Our readers who are familiar with previous posts here most likely know a lot about property division. They have heard about terms like “marital property” and “non-marital property.” And readers can make sensible guesses about what each term means. But how does Illinois law define those terms? And what effect do those definitions have on couples going through the divorce process?
Marital property is a catch-all term covering almost all property acquired during marriage, regardless of which spouse acquired it. Did one spouse buy a car for themselves? That’s marital property. Did the other spouse buy a set of golf clubs? That’s marital property too.
However, not all property acquired during marriage is marital property, and Illinois law carves out certain types of property, like property acquired before the marriage, that is considered non-marital property.
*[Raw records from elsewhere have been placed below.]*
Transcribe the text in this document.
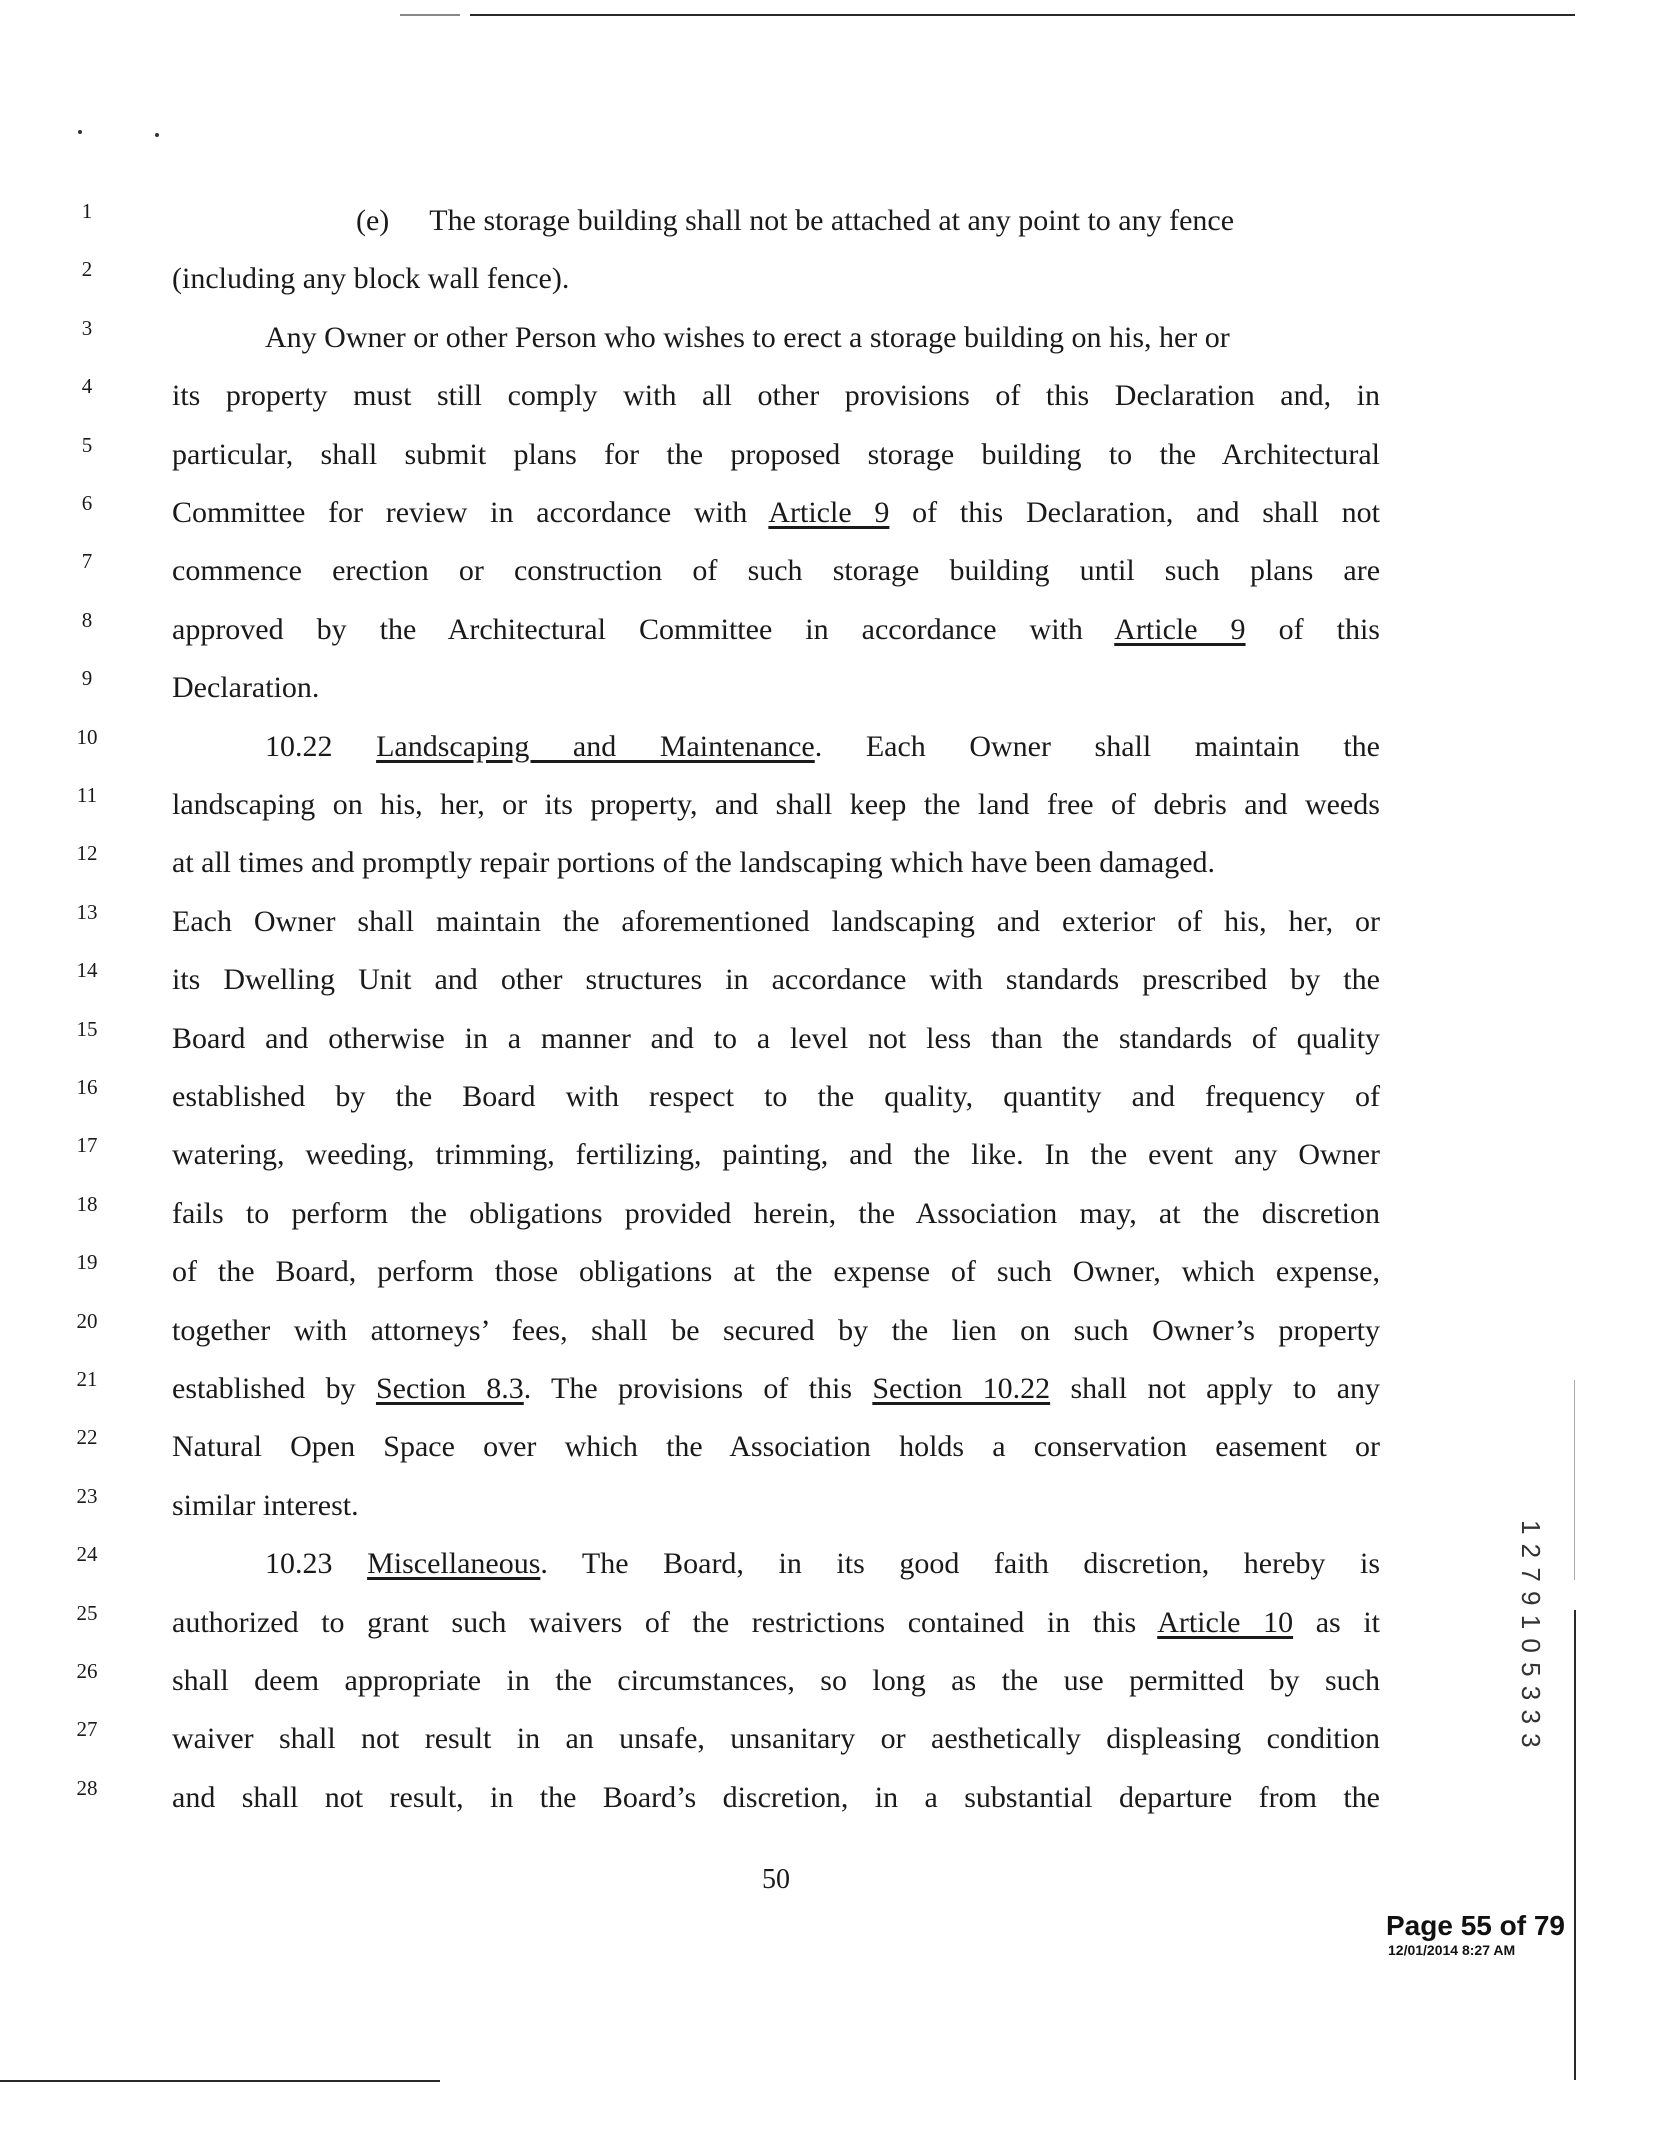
1
2
3
4
5
6
7
8
9
10
11
12
13
14
15
16
17
18
19
20
21
22
23
24
25
26
27
28
(e) The storage building shall not be attached at any point to any fence
(including any block wall fence).
Any Owner or other Person who wishes to erect a storage building on his, her or
its property must still comply with all other provisions of this Declaration and, in
particular, shall submit plans for the proposed storage building to the Architectural
Committee for review in accordance with Article 9 of this Declaration, and shall not
commence erection or construction of such storage building until such plans are
approved by the Architectural Committee in accordance with Article 9 of this
Declaration.
10.22 Landscaping and Maintenance. Each Owner shall maintain the
landscaping on his, her, or its property, and shall keep the land free of debris and weeds
at all times and promptly repair portions of the landscaping which have been damaged.
Each Owner shall maintain the aforementioned landscaping and exterior of his, her, or
its Dwelling Unit and other structures in accordance with standards prescribed by the
Board and otherwise in a manner and to a level not less than the standards of quality
established by the Board with respect to the quality, quantity and frequency of
watering, weeding, trimming, fertilizing, painting, and the like. In the event any Owner
fails to perform the obligations provided herein, the Association may, at the discretion
of the Board, perform those obligations at the expense of such Owner, which expense,
together with attorneys’ fees, shall be secured by the lien on such Owner’s property
established by Section 8.3. The provisions of this Section 10.22 shall not apply to any
Natural Open Space over which the Association holds a conservation easement or
similar interest.
10.23 Miscellaneous. The Board, in its good faith discretion, hereby is
authorized to grant such waivers of the restrictions contained in this Article 10 as it
shall deem appropriate in the circumstances, so long as the use permitted by such
waiver shall not result in an unsafe, unsanitary or aesthetically displeasing condition
and shall not result, in the Board’s discretion, in a substantial departure from the
50
1 2 7 9 1 0 5 3 3 3
Page 55 of 79
12/01/2014 8:27 AM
Non-martial property also includes things like an inheritance, property bought using other non-marital property and property acquired after the couple has legally separated.
A common curveball for those trying to split up their property is what Illinois law calls “commingling.” For example, this occurs when spouses mix marital property and non-marital property together, such as when someone uses their inheritance to put money down on a family home. The inheritance was non-marital property, but becomes commingled with marital property. That commingling transforms the non-marital property into marital property.
But commingling is just one of many curveballs lurking for the unaware. Illinois residents considering a divorce may benefit from learning more about the potential curveballs in their own particular situation. Doing so could make a difference in the final property division split.